The White House responded to a report that CIA Director, William Burns, offered Russian President Vladimir Putin a fifth of Ukraine’s territory to end the war as part of a peace plan drawn by the Joe Biden administration. A CIA official told Newsweek that the report which states that William Burns took a secret trip to Moscow in January and that there was a peace proposal put forward is “completely false.”
Last month, the CIA directors traveled in secret to meet and brief Ukrainian President Volodymyr Zelensky in Kyiv, The Washington Post had reported. Later NZZ reported that William Burns was attempting to broker a peace deal between the countries but both Kyiv and Moscow reportedly rejected the proposal.

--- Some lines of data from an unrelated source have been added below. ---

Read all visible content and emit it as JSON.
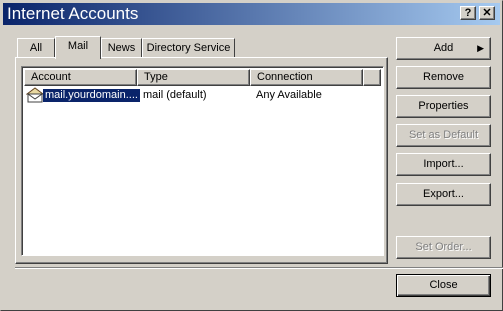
{
  "window": {
    "title": "Internet Accounts"
  },
  "titlebar_buttons": {
    "help": "?",
    "close": "✕"
  },
  "tabs": [
    {
      "label": "All",
      "active": false
    },
    {
      "label": "Mail",
      "active": true
    },
    {
      "label": "News",
      "active": false
    },
    {
      "label": "Directory Service",
      "active": false
    }
  ],
  "list": {
    "columns": [
      "Account",
      "Type",
      "Connection"
    ],
    "rows": [
      {
        "account": "mail.yourdomain....",
        "type": "mail (default)",
        "connection": "Any Available",
        "selected": true,
        "icon": "mail-account-icon"
      }
    ]
  },
  "buttons": {
    "add": "Add",
    "remove": "Remove",
    "properties": "Properties",
    "set_default": "Set as Default",
    "import": "Import...",
    "export": "Export...",
    "set_order": "Set Order...",
    "close": "Close"
  },
  "colors": {
    "title_start": "#0a246a",
    "title_end": "#a6caf0",
    "face": "#d4d0c8",
    "selection": "#0a246a"
  }
}
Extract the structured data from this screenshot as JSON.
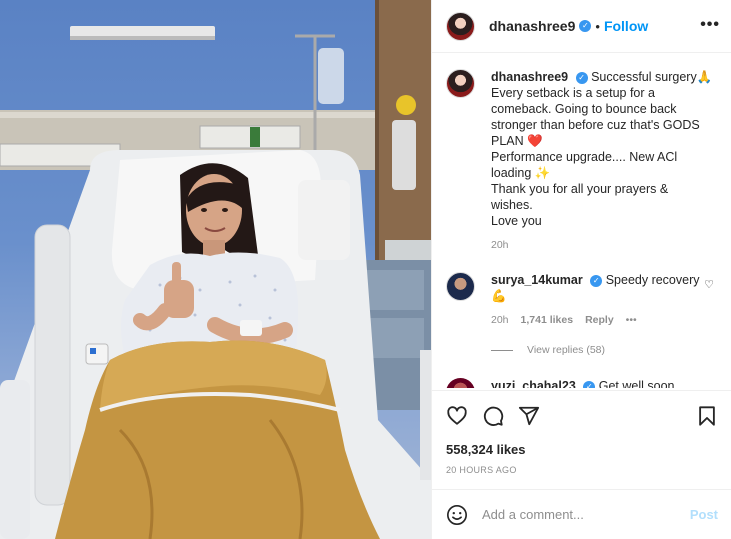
{
  "post": {
    "username": "dhanashree9",
    "follow_label": "Follow",
    "dot": "•",
    "more": "•••"
  },
  "caption": {
    "username": "dhanashree9",
    "lines": [
      "Successful surgery🙏",
      "Every setback is a setup for a",
      "comeback. Going to bounce back",
      "stronger than before cuz that's GODS",
      "PLAN ❤️",
      "Performance upgrade.... New ACl",
      "loading ✨",
      "Thank you for all your prayers &",
      "wishes.",
      "Love you"
    ],
    "time": "20h"
  },
  "comment": {
    "username": "surya_14kumar",
    "text": "Speedy recovery",
    "emoji": "💪",
    "time": "20h",
    "likes": "1,741 likes",
    "reply": "Reply",
    "more": "•••",
    "view_replies": "View replies (58)"
  },
  "next_comment": {
    "username": "yuzi_chahal23",
    "text": "Get well soon"
  },
  "actions": {
    "likes": "558,324 likes",
    "posted": "20 HOURS AGO"
  },
  "add_comment": {
    "placeholder": "Add a comment...",
    "post_label": "Post"
  },
  "colors": {
    "link_blue": "#0095f6",
    "verified_blue": "#3897f0",
    "muted": "#8e8e8e",
    "text": "#262626",
    "post_disabled": "#b2dffc"
  }
}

The proposal offered “around 20 percent of Ukraine’s territory” but Kyiv shut down the proposal “because they are not willing to have their territory divided” while Russia said they “will win the war in the long run anyway,” the NZZ reported.
Sean Davett, deputy spokesperson at White House’s National Security Council, said that the report is “not accurate.”
William Burns and Biden’s National Security Advisor, Jake Sullivan, “wanted to end the war quickly so they could focus on China,” while Secretary of State Antony Blinken and Secretary of Defense Lloyd Austin “didn’t want to let Russia get away with destroying the rule-based peace order and called for massive military support for Ukraine”, the report further claimed.